The Ghana International Trade and Finance Conference (gitfic) has called for debt cancellation for Ghana to give the country some financial relief.
According to the gitfic, the growing public debt could dampen the growth of the country.
Gitfic made the call during a discussion on its two latest research publications in Accra yesterday, and said Ghana had reached its maximum threshold of public debt, which was above 90-92 per cent of Gross Domestic Product.
The two research papers titled “Global Debt to Gross Domestic Product Post COVID-19 (Sub-Saharan Africa) and “Unravelling the Global Central Bank’s Losses,” examined the debt situation and Central Bank losses across the world.
Making a presentation on the topic “Global Debt Gross Domestic Product Post COVID-19 (Sub-Saharan Africa)”, the Director, Research, Policy and Advocacy of gitfic, Gerald Ekow Woode, said Ghana’s growing public debt could limit spending and hamper the country’s economic growth.
He said the COVID-19 pandemic created serious challenges for Ghana such as disruptions in trade, decline in commodity prices, and reduced tourism.
“The pandemic led to a contraction in economic activities, resulting in increased government spending to address health emergencies and support affected sectors,” he said.
According to Mr Woode many governments in Sub-Saharan Africa, including Ghana resorted to borrowing both domestic and foreign loans to fund infrastructure, social safety nets, and economic stimulus packages, and exacerbated the debt situation of the country.
Among other recommendations, he said, there was the need for Ghana and Africa to expedite the establishment of “bold new initiatives”, saying African countries in collaboration with their creditors should come up with inventive solutions that went beyond temporary suspensions.
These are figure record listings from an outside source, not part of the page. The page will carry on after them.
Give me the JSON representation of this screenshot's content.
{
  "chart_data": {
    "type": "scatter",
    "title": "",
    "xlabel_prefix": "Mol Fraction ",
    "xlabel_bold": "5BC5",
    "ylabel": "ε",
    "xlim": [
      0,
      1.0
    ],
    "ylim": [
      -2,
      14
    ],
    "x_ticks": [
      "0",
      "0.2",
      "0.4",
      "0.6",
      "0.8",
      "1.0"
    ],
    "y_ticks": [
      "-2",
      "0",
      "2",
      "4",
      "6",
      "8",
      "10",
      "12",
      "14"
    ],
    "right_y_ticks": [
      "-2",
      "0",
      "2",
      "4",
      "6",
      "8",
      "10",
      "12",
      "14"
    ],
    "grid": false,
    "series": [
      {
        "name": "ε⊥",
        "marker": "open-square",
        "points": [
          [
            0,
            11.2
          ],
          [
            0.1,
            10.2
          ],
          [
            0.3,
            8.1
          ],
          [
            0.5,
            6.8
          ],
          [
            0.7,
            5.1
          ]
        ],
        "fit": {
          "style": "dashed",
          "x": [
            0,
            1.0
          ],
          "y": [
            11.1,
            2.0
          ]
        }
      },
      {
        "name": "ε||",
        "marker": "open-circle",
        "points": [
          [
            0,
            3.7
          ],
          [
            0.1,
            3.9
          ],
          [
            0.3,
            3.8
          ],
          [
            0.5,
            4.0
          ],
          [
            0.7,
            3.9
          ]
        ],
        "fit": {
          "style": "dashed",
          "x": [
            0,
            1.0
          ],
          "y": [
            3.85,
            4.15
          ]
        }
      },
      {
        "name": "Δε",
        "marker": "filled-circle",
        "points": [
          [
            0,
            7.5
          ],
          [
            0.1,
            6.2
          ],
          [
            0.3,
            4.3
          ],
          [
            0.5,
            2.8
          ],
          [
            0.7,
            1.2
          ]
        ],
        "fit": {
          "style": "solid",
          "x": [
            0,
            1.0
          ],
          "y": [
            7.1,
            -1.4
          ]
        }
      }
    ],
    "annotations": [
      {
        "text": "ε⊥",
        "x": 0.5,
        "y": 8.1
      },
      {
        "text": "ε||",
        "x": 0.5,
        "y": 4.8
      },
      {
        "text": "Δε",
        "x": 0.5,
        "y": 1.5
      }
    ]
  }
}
“African countries should redefine what constitutes debt sustainability. The COVID-19 crisis has revealed the limitations of existing criteria for prudent debt practices and sustainable development,” Mr Woode stated.
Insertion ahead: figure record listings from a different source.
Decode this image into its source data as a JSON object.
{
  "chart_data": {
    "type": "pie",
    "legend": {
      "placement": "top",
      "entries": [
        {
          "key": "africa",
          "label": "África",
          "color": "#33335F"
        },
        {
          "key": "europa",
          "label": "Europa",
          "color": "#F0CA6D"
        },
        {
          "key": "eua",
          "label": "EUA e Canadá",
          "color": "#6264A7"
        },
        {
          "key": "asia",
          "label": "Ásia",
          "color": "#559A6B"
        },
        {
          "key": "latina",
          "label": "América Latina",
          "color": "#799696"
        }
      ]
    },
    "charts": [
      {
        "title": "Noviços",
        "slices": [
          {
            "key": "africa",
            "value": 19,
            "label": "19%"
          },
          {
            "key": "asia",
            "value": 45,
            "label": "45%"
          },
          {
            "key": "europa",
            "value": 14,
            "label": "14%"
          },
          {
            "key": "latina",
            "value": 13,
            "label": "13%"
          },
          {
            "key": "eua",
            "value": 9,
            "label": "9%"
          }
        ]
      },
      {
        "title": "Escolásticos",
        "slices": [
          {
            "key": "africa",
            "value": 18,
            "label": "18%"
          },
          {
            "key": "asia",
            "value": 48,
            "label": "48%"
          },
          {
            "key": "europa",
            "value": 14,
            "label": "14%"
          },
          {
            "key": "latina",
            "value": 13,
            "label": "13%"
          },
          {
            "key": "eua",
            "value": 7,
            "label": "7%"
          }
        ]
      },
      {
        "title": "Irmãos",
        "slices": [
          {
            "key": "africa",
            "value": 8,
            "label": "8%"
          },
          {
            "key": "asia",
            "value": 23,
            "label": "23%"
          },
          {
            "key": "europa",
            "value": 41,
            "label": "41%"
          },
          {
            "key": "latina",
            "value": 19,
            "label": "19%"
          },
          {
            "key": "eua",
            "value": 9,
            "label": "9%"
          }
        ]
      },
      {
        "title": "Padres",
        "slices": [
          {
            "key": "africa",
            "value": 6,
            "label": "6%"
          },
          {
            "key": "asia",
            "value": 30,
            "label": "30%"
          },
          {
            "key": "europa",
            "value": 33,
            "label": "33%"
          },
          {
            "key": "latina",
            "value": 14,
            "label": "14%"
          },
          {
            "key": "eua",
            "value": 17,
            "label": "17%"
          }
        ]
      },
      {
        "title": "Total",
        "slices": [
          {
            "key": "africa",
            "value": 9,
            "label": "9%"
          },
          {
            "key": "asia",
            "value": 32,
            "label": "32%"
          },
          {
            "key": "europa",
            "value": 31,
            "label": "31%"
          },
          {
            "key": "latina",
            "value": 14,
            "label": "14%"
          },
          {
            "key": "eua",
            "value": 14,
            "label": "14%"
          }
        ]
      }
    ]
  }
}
He said there was the need to reform the international debt architecture in line with the current global debt dynamics.
The Chief Executive Officer of gitfic, Selasi Koffi Ackom, said it was in the interest of the country’s commercial and bilateral partners to forgive Ghana its debt to promote the growth of the country.
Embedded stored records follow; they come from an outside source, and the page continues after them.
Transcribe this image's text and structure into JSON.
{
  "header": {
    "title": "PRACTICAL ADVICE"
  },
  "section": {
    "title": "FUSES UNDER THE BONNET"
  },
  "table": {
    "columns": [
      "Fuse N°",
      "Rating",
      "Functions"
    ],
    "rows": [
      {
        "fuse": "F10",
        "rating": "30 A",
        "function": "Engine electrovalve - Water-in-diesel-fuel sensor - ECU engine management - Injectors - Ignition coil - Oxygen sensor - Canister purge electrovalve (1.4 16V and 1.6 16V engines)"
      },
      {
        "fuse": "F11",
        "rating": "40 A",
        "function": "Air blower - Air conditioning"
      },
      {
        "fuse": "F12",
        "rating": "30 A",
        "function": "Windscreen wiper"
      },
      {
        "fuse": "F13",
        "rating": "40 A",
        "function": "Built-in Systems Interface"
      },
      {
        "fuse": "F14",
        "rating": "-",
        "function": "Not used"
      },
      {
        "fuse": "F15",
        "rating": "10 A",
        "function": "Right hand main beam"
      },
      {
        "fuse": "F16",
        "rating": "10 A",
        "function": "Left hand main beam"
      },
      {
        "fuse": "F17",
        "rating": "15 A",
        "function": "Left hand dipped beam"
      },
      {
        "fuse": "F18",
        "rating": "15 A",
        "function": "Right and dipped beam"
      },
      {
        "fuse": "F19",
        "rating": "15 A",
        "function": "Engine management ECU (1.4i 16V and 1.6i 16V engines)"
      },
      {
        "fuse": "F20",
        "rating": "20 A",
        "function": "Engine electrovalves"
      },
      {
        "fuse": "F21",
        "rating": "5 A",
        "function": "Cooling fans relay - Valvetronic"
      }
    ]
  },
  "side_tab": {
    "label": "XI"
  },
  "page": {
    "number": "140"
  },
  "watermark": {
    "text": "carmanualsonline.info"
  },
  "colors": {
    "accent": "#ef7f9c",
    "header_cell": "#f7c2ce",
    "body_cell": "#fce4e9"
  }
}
He said gitfic would do a lot of advocacy next year on the Global Debt Initiative to mobilise the global community and international organisations for debt relief for Africa and Ghana.
Mr Ackom said current economic challenges was not peculiar to Ghana and the government and the Bank of Ghana could not be blamed for the current economic challenges.
In a presentation on the research paper “Unravelling the Global Central Banks’ Losses,” he said the Bank of Ghana (bog) could not be blamed for incurring loss in 2022.
He said the bog did what other Central Banks in the US, UK, Switzerland did to save their economies from collapse.
The Governor of the bog, Dr Ernest Addison, in remarks made on his behalf by the Director of Research, Dr Philip Abradu-Otoo, said the bog last year pumped GH¢39.7 billion into the economy to prevent it from collapse.
He said the amount was used to support the government to meet its local matured debts.
Dr Addison said the bog took the biggest hit in the Domestic Debt Exchange Programme as to help the government to meet the requirements of the International Monetary Fund programme.
That, he said, led to the GH¢60.8 billion loss the bog incurred last year.
Dr Addison commended the gitfic for conducting the two studies, saying they were timely.